THREE days of talks including the United States, North Korea and four other nations produced no agreement, but they were successful in providing hope for resolving the Korean nuclear crisis.

Wang Yi, Chinese vice foreign minister, is optimistic about the North Korea nuclear talks.

The officials agreed to meet again within two months, giving time for Kim Jong-il, the North Korean leader, to grasp the degree of isolation he faces by continuation of his bellicose posture. The talks should lead eventually to a security guarantee to Pyongyang in return for an irreversible end to its nuclear activity.

The very occurrence of the Beijing talks was a success. North Korea had demanded bilateral talks with the United States, and the Bush administration had insisted on multilateral talks. Before departing, according to a U.S. official, Russia, South Korea, Japan and, most important, China had joined the United States in telling North Korea that it has no rational choice but to stop being confrontational and to abandon its nuclear program. The official North Korean news agency said it felt "betrayed."

North Korea's chief delegate affirmed near the end of the talks that his country had developed nuclear weapons and vowed to prove it by carrying out a nuclear test. Officials interpreted the remarks as meaning North Korea might conduct such a test underground as well as missile tests to show it could deliver a nuclear device to a target.

The North has deployed missiles with a range of little more than 600 miles. In 1998, it sent a three-stage rocket over Japan, and the third stage failed. The next generation of missiles capable of reaching Hawaii, Alaska and perhaps the U.S. West Coast is believed to be still under development.

North Korea's threat is greater for the South and for Japan than for the United States. However, a Japanese diplomat said he heard no statement from the North Korean official during the talks "that made us all frightened so that we felt we should run home and hide under our beds." Indeed, the North Koreans agreed to proponents of continued negotiations that it would take no action in the meantime that would "escalate the situation."

China's role in these and future talks is paramount.
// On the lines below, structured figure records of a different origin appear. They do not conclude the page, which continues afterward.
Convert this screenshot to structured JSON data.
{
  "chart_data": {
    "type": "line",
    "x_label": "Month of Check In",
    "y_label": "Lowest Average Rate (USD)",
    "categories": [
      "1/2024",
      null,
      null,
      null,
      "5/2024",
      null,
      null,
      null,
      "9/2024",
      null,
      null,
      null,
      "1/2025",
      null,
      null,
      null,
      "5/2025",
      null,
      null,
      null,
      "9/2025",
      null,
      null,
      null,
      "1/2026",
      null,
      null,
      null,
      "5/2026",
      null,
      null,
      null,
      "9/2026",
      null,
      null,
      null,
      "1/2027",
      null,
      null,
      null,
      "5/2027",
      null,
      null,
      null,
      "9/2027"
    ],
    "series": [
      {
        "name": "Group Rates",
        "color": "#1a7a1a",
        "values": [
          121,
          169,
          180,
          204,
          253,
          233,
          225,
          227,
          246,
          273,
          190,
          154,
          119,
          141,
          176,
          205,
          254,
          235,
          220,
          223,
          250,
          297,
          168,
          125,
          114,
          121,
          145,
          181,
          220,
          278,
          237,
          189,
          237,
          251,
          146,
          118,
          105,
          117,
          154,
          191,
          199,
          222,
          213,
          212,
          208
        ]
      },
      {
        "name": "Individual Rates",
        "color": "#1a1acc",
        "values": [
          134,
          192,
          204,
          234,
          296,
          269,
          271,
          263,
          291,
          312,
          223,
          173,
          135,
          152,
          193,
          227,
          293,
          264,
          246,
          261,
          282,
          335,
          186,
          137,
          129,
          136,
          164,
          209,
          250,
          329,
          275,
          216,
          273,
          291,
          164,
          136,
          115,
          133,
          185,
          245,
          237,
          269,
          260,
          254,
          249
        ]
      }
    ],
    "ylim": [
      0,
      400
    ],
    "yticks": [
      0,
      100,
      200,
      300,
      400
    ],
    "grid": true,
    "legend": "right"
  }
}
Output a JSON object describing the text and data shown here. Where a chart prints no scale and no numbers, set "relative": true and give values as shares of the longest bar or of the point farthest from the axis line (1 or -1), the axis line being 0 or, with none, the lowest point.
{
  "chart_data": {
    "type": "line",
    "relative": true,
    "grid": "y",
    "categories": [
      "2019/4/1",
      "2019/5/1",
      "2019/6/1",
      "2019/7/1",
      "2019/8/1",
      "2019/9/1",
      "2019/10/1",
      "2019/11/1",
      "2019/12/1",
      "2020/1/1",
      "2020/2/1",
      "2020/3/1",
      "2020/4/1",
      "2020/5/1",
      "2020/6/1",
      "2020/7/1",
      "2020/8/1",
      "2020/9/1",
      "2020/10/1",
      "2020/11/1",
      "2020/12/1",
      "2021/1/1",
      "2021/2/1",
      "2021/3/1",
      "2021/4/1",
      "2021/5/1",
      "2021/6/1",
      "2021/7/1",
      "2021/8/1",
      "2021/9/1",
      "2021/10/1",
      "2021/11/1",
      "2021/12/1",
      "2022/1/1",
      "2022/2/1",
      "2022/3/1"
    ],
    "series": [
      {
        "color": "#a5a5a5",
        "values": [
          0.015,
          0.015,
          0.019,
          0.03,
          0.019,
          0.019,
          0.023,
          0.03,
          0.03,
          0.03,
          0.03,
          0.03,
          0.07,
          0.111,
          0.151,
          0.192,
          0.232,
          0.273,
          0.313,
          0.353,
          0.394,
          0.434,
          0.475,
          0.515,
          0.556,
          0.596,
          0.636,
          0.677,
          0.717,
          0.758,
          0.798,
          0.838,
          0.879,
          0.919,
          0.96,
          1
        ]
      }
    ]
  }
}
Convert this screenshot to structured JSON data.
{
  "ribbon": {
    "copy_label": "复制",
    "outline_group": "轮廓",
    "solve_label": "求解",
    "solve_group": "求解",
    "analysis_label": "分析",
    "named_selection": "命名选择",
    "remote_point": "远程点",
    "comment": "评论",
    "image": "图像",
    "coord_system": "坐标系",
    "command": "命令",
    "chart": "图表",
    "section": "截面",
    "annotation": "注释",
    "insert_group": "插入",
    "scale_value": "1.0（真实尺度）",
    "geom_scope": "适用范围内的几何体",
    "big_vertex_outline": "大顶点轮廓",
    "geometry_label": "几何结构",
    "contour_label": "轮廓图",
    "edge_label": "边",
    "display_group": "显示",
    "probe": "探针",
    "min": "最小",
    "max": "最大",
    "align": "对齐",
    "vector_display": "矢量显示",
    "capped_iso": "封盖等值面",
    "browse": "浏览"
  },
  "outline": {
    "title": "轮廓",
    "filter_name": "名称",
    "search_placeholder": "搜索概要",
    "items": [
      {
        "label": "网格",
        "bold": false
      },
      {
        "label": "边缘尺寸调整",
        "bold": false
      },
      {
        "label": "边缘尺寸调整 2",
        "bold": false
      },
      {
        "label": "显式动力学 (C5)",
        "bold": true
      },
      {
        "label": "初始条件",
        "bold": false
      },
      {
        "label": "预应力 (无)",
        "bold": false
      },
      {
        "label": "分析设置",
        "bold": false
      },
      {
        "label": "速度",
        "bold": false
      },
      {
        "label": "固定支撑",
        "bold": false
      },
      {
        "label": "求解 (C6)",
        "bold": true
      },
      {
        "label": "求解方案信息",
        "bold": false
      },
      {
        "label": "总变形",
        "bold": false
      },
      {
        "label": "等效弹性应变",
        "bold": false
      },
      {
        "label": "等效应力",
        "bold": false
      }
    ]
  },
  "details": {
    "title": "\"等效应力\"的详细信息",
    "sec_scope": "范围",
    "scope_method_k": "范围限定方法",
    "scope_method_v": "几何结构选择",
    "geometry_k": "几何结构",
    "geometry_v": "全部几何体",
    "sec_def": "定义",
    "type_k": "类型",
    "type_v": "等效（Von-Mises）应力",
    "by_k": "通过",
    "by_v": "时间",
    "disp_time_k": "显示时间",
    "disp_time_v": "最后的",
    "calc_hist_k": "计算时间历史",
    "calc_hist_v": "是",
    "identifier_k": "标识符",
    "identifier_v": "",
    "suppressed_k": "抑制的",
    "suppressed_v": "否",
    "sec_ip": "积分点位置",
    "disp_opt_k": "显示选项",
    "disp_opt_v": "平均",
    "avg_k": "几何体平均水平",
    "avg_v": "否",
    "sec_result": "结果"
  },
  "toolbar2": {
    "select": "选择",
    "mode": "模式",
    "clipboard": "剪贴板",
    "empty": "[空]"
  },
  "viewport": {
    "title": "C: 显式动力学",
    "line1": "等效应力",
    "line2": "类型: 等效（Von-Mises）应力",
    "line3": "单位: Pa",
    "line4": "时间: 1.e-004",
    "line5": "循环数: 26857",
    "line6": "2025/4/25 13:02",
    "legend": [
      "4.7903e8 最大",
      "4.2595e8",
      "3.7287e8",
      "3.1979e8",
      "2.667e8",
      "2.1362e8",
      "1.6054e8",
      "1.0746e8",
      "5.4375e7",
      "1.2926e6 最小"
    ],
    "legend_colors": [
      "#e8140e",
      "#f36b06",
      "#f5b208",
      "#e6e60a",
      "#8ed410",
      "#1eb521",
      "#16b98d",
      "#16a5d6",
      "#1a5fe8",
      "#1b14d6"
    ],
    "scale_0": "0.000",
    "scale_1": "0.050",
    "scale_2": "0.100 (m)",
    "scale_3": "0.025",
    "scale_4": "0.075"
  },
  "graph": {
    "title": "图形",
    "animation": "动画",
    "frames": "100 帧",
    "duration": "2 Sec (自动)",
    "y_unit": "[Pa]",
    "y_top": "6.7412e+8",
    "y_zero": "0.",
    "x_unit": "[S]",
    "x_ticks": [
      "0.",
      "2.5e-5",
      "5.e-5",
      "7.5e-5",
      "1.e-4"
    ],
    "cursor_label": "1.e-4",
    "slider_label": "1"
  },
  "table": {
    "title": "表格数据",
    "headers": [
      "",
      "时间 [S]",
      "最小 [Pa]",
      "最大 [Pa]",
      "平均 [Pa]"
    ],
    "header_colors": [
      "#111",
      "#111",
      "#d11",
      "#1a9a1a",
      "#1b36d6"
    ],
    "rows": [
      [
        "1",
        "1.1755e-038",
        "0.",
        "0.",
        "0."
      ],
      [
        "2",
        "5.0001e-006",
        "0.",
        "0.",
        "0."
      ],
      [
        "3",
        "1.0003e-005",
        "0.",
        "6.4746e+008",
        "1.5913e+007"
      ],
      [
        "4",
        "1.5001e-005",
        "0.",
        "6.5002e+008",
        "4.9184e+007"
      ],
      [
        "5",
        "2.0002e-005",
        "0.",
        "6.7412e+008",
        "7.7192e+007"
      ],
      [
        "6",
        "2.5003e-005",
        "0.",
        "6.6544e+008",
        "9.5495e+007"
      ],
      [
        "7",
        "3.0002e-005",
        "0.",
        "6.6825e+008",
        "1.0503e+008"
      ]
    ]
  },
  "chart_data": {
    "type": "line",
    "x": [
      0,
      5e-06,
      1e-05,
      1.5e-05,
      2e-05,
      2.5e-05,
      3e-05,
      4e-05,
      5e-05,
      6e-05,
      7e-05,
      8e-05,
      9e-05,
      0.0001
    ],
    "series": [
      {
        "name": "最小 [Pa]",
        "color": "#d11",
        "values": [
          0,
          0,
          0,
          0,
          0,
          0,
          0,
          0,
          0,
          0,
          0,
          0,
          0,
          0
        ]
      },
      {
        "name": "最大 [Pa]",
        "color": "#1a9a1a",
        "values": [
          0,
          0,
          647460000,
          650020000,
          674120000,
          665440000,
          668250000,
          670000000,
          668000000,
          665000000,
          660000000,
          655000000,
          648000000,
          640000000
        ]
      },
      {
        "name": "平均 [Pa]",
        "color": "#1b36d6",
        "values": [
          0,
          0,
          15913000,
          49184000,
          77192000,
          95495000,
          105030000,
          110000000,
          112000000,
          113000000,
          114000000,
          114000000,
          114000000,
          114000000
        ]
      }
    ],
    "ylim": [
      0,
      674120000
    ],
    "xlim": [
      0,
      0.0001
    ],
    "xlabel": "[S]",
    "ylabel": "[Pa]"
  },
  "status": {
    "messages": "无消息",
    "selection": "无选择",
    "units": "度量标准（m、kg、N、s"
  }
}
China is a major supplier of energy and food to North Korea, which was left with the clear impression that China would not take its side against the United States. Still, the talks produced no movement from the U.S. demand for permanent and verified elimination of the North's nuclear program or from Pyongyang's demand for a guarantee that the United States won't launch a pre-emptive strike.

"I believe these issues can be resolved," said Wang Yi, China's vice foreign minister and host of the talks. "What is important is to maintain this momentum of dialogue that has not come easily."